The test for challenging a mandatory minimum under s. 12 requires courts to first consider what the appropriate sentence should be (Hills, para 40). This analysis is conducted with reference to the gravity of the offence, the circumstances and moral blameworthiness of the offender, as well as sentencing objectives like deterrence and rehabilitation. At the second stage, courts must determine whether the mandatory minimum sentence is grossly disproportionate in relation to the fit sentence. The test as it stands implies that courts will only interfere in extreme cases, where the deviation would be “so excessive as to outrage standards of decency” (Hills, para 109).
Of course, the Court is constrained by precedent and is careful to steer clear of accusations of judicial overreach.

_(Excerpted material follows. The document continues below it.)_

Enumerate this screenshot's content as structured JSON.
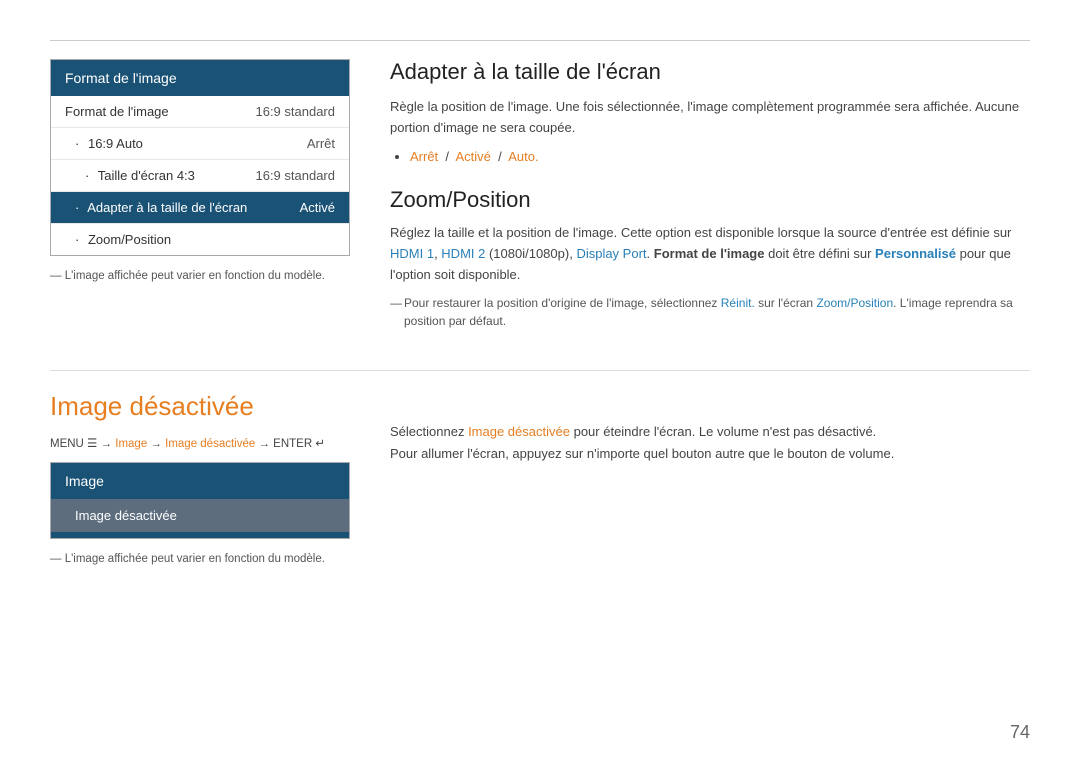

But the strict standard that the Court has favoured when interpreting s. 12 challenges leaves much to be desired. A focus on gross disproportionality rightly protects against particularly long sentences and punishments that are inherently especially severe. But requiring such a high bar for provisions to be held in violation of the Charter fails to give effect to the importance of the principle of proportionality and relevant sentencing objectives considered in the first stage.
Following the SCC’s recent decision in Hills, it is regrettable that the Court is unlikely to endorse such a reconceptualization of the s. 12 framework. It appears that the SCC’s affirmation of the centrality of the principle of proportionality in sentencing will continue to sit uncomfortably alongside the restrictive standard of gross disproportionality required by the prevailing s. 12 framework.